Resonetics laser micromachining capabilities help in the fabrication of several types of cardiovascular devices.
Embolic Protection Devices
Embolic protection devices are used in vascular intervention procedures to capture dislodged emboli. These embolic events may occur during a stenting procedure such as saphenous vein graft (SVG) or carotid artery stent procedure, as well as other vascular interventions such as a heart valve replacement. Polymer-based embolic protection filters, fabricated as 2-D filter screens or 3-D “socks,” contain thousands of laser-drilled perfusion holes, which are large enough to permit blood flow through the filter but small enough to capture emboli that, if left unattended, could cause an embolic stroke or pulmonary embolism.
Balloon Aspiration Devices
Balloon aspiration devices, placed proximal to the lesion, mechanically remove the emboli.
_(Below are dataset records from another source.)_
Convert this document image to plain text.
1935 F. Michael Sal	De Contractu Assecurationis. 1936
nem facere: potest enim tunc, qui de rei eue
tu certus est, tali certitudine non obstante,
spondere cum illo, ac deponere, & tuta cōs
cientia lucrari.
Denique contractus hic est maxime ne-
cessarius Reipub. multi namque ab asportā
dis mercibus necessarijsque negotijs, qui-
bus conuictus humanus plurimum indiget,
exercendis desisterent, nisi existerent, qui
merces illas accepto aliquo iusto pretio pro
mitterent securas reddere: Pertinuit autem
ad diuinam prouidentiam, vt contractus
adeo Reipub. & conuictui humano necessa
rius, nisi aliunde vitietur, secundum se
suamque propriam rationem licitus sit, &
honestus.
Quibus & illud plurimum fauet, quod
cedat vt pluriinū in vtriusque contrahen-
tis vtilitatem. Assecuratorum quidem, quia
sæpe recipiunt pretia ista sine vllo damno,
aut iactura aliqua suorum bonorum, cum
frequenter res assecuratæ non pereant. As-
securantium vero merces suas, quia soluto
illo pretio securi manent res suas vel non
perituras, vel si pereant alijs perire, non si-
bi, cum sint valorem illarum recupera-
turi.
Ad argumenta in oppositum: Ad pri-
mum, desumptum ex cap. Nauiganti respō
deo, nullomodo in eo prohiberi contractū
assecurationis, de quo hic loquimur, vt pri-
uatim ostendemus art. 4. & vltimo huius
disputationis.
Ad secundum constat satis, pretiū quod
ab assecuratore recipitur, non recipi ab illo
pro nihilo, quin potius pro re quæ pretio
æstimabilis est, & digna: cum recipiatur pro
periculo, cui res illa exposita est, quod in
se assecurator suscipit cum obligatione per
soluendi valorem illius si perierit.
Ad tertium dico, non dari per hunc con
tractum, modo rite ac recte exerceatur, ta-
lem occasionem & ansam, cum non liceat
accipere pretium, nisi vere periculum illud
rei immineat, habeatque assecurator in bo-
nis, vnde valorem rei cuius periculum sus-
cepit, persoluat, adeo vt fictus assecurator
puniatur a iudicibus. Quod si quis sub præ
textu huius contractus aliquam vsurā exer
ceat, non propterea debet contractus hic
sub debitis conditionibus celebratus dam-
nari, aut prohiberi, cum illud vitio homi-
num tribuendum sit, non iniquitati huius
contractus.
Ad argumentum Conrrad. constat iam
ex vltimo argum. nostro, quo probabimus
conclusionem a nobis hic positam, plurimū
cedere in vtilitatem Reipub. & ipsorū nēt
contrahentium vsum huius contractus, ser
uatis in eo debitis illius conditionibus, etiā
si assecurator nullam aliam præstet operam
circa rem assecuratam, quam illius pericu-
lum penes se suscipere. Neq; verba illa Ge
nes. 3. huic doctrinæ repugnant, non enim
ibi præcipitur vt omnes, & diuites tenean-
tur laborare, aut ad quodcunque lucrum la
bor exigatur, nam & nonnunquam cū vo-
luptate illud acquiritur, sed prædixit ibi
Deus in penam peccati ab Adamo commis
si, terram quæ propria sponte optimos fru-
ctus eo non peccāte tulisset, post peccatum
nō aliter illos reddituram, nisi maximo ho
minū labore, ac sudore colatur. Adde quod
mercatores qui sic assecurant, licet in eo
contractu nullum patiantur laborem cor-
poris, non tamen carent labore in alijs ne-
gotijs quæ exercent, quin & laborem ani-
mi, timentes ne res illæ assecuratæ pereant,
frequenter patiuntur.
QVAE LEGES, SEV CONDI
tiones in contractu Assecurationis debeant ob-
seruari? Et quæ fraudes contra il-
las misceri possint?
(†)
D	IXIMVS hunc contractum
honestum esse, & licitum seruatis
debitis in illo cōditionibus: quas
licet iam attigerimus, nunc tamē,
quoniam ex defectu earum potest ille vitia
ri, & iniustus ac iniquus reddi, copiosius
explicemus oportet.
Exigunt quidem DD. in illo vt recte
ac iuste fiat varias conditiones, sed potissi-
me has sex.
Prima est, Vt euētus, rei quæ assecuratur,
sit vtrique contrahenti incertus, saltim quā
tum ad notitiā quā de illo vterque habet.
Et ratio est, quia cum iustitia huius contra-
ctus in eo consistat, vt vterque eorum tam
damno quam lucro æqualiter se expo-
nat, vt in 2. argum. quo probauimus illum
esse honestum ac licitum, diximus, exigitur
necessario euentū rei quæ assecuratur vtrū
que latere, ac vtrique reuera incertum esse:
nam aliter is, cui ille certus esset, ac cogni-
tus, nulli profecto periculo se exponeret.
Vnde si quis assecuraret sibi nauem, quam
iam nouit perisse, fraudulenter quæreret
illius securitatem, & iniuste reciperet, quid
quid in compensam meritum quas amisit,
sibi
These devices may momentarily stop blood flow to aspirate the emboli. There are no micro-pores here, but like in many interventional devices, laser stripping or ablation is used to remove a polymer layer of a guide catheter to improve flexibility, especially useful for passage through tortuous vasculature.
Bioresorbable stent or scaffold
Drug-eluting stents, constructed of polymer-coated metal stents, are a significant advancement for the treatment of vascular disease. However, the possibility of late in-stent restenosis and the question of long-term durability and stent fracture opens up opportunities for bioresorbable scaffolds, which are made entirely of bioresorbable polymers (such as polylactides, polyglycolides, and others). Lasers are used to cut the intricate stent pattern fashioned from tubes or flat sheets made of bioresorbable materials.
The resorption characteristics of these scaffolds are dictated by the polymer's properties. As such, conventional laser processes (for fabrication of metal stents) cannot be used due to adverse thermal effects on these polymer properties. UV lasers operating at wavelengths below 300 nm are the preferred lasers for this application.
Newer generation ultrafast lasers are also finding utility in this field on the basis of minimal thermal input to the material (the pulse length is too short to allow heat to start to diffuse into the material) and the potentially greater throughput resulting in a lower product cost.
Another new development in cardiovascular therapies is transcatheter aortic valve intervention (TAVI) or other minimally invasive valve replacements or repairs such as to the mitral valve. This alternative to major open heart surgery offers the potential for shorter recovery times and lower healthcare costs.
An adjunct to this technique is the use of embolic protection filters to reduce the risk of stroke from emboli being produced during placement of the valve. Laser micro-hole drilling of polymer films for embolic protection filters is a long-standing laser application; UV excimer laser micromachining is the manufacturing method of choice.